Revelstoke council holds hearing on backyard chicken regulations, makes amendment to shopping centre application

Council is considering legalizing backyard chickens in Revelstoke.

Council heard from people for and against the new backyard chicken regulations at a public hearing last week.

Four people took the time to speak at the hearing, held last Tuesday, Aug. 25, in council chambers. Two spoke against the bylaw, while two others spoke in support.

Gerry Schleiss said they shouldn’t be allowed in residential areas. “I believe they will attract rodents, bears and coyotes,” she said. “We’re discouraged to put our garbage out every morning — now we’re going to put fresh food out?”

Melissa Hemphill, representing the Local Food Initiative, spoke in favour of the new regulations, saying it’s a priority of the city food strategy that council endorsed earlier this year.

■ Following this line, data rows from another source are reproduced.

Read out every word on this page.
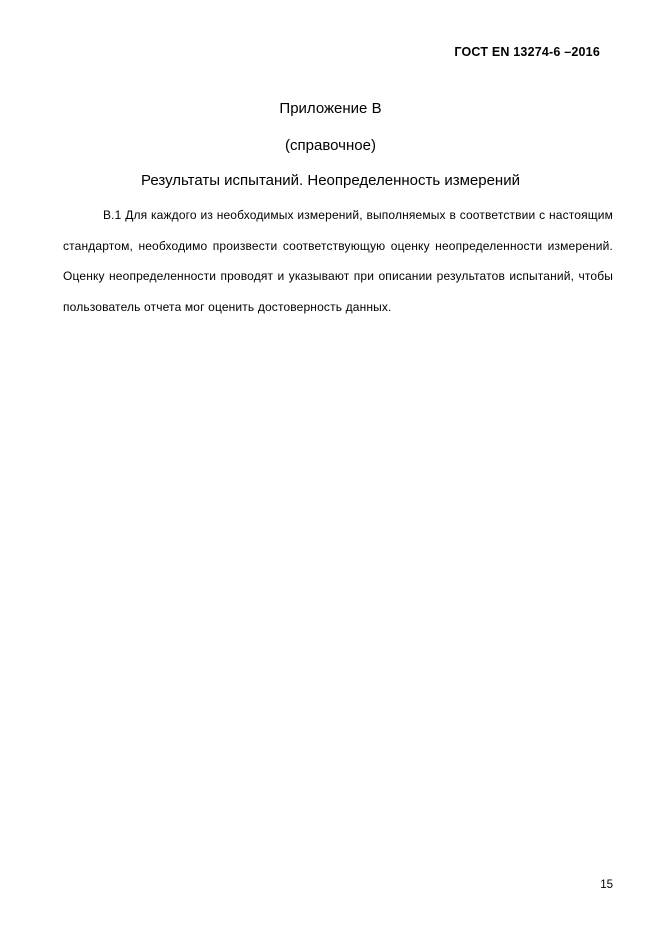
ГОСТ EN 13274-6 –2016
Приложение В
(справочное)
Результаты испытаний. Неопределенность измерений

В.1 Для каждого из необходимых измерений, выполняемых в соответствии с настоящим стандартом, необходимо произвести соответствующую оценку неопределенности измерений. Оценку неопределенности проводят и указывают при описании результатов испытаний, чтобы пользователь отчета мог оценить достоверность данных.

15
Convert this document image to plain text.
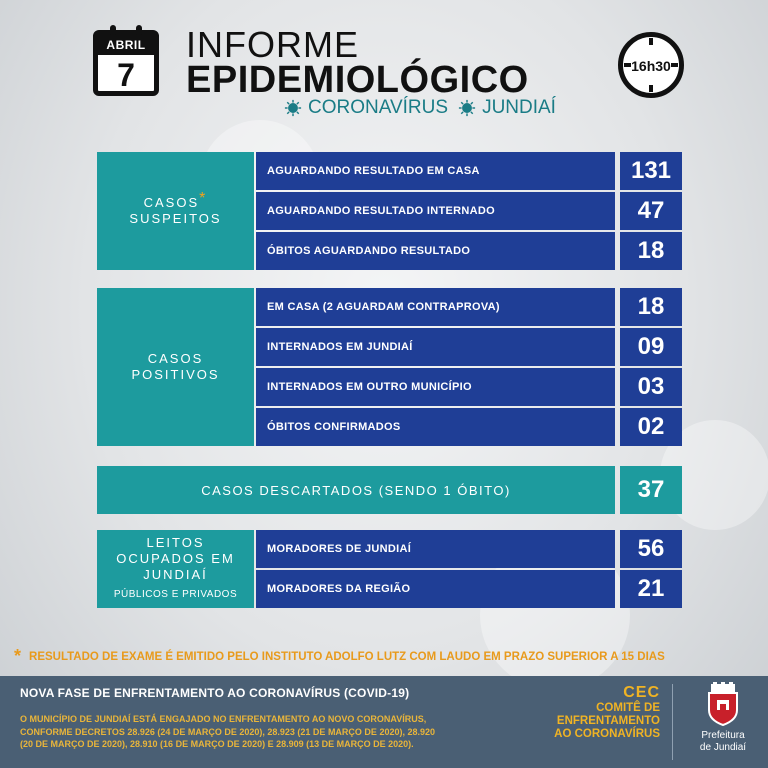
ABRIL
7
INFORME
EPIDEMIOLÓGICO
CORONAVÍRUS JUNDIAÍ
16h30
CASOS*
SUSPEITOS
AGUARDANDO RESULTADO EM CASA	131
AGUARDANDO RESULTADO INTERNADO	47
ÓBITOS AGUARDANDO RESULTADO	18
CASOS
POSITIVOS
EM CASA (2 AGUARDAM CONTRAPROVA)	18
INTERNADOS EM JUNDIAÍ	09
INTERNADOS EM OUTRO MUNICÍPIO	03
ÓBITOS CONFIRMADOS	02
CASOS DESCARTADOS (SENDO 1 ÓBITO)	37
LEITOS
OCUPADOS EM
JUNDIAÍ
PÚBLICOS E PRIVADOS
MORADORES DE JUNDIAÍ	56
MORADORES DA REGIÃO	21
* RESULTADO DE EXAME É EMITIDO PELO INSTITUTO ADOLFO LUTZ COM LAUDO EM PRAZO SUPERIOR A 15 DIAS
NOVA FASE DE ENFRENTAMENTO AO CORONAVÍRUS (COVID-19)
O MUNICÍPIO DE JUNDIAÍ ESTÁ ENGAJADO NO ENFRENTAMENTO AO NOVO CORONAVÍRUS,
CONFORME DECRETOS 28.926 (24 DE MARÇO DE 2020), 28.923 (21 DE MARÇO DE 2020), 28.920
(20 DE MARÇO DE 2020), 28.910 (16 DE MARÇO DE 2020) E 28.909 (13 DE MARÇO DE 2020).
CEC
COMITÊ DE
ENFRENTAMENTO
AO CORONAVÍRUS	Prefeitura
de Jundiaí
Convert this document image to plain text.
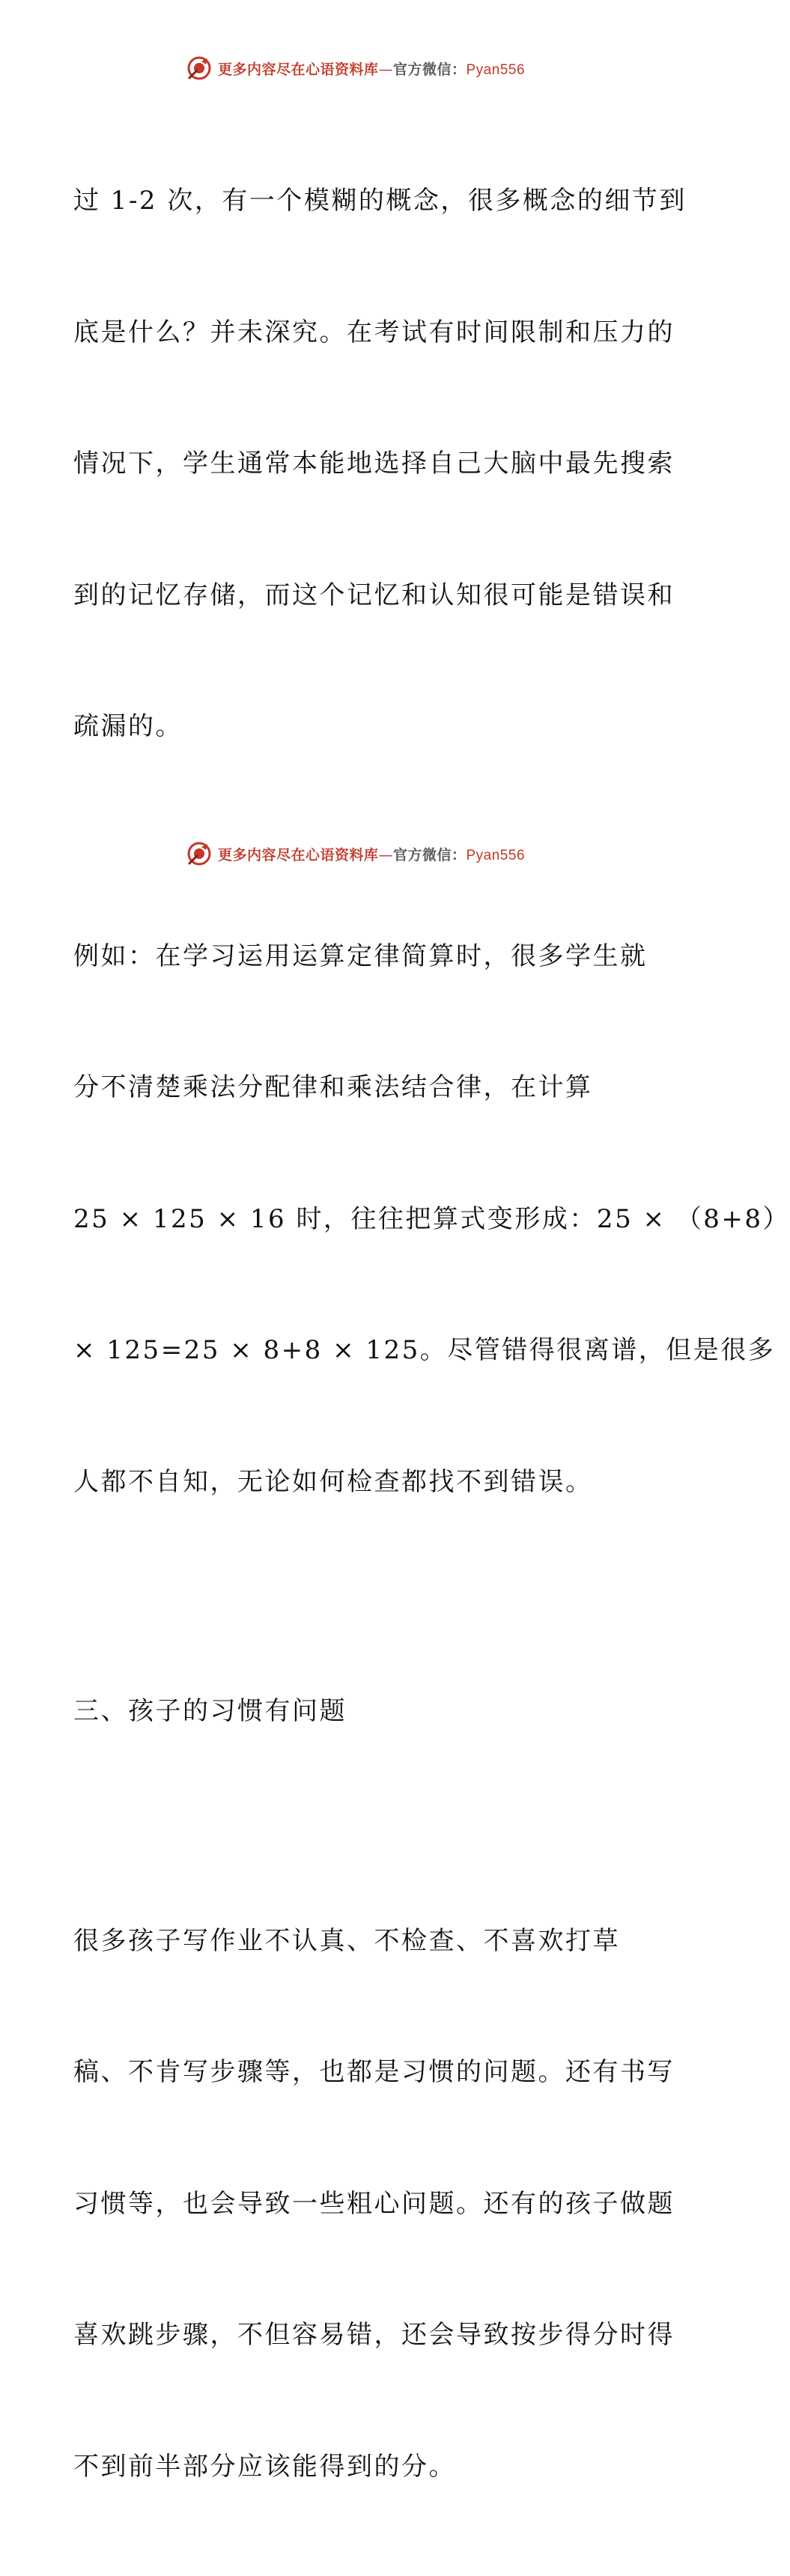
更多内容尽在心语资料库—官方微信：Pyan556

过 1-2 次，有一个模糊的概念，很多概念的细节到

底是什么？并未深究。在考试有时间限制和压力的

情况下，学生通常本能地选择自己大脑中最先搜索

到的记忆存储，而这个记忆和认知很可能是错误和

疏漏的。

例如：在学习运用运算定律简算时，很多学生就

分不清楚乘法分配律和乘法结合律，在计算

25 × 125 × 16 时，往往把算式变形成：25 × （8+8）

× 125=25 × 8+8 × 125。尽管错得很离谱，但是很多

人都不自知，无论如何检查都找不到错误。

三、孩子的习惯有问题

很多孩子写作业不认真、不检查、不喜欢打草

稿、不肯写步骤等，也都是习惯的问题。还有书写

习惯等，也会导致一些粗心问题。还有的孩子做题

喜欢跳步骤，不但容易错，还会导致按步得分时得

不到前半部分应该能得到的分。

更多内容尽在心语资料库—官方微信：Pyan556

“The bylaw contains safety precautions, neighbourhood considerations and a permitting system that allows self-sustaining citizens to produce food lawfully,” she said.

Two written submissions were received from the public. Tony Morabito asked that immediately adjacent neighbours be given a veto in case of conflict, and Elaine Greenwood opposed the bylaw , writing that “hens at times can be noisy and if not looked after and cleaned properly can create odours, thereby affecting the peace and enjoyment for neighbouring property owners.”

She said hen enclosures should consist of at least a five-foot high solid fence.

The proposed amendments to the city’s animal control bylaw allow for people to keep a maximum of five hens in their backyard, provided they use a proper enclosure and take steps to reduce wildlife attractants.

Council will likely deliberate the bylaw again at its next meeting, before voting whether or not to adopt it.

Shopping centre bylaw amended

The proposed land-use changes for a new highway shopping centre development have been amended.

The amendments allow for commercial development across the entire property, and not just on the two parcels that are slated for the shopping centre.

The changes were made at the request of the property owner, and were given first reading by council at its Aug. 25 meeting.

Because of the changes, the public hearing for the shopping centre was rescheduled for Tuesday, Sept. 29, at 3 p.m. in council chambers.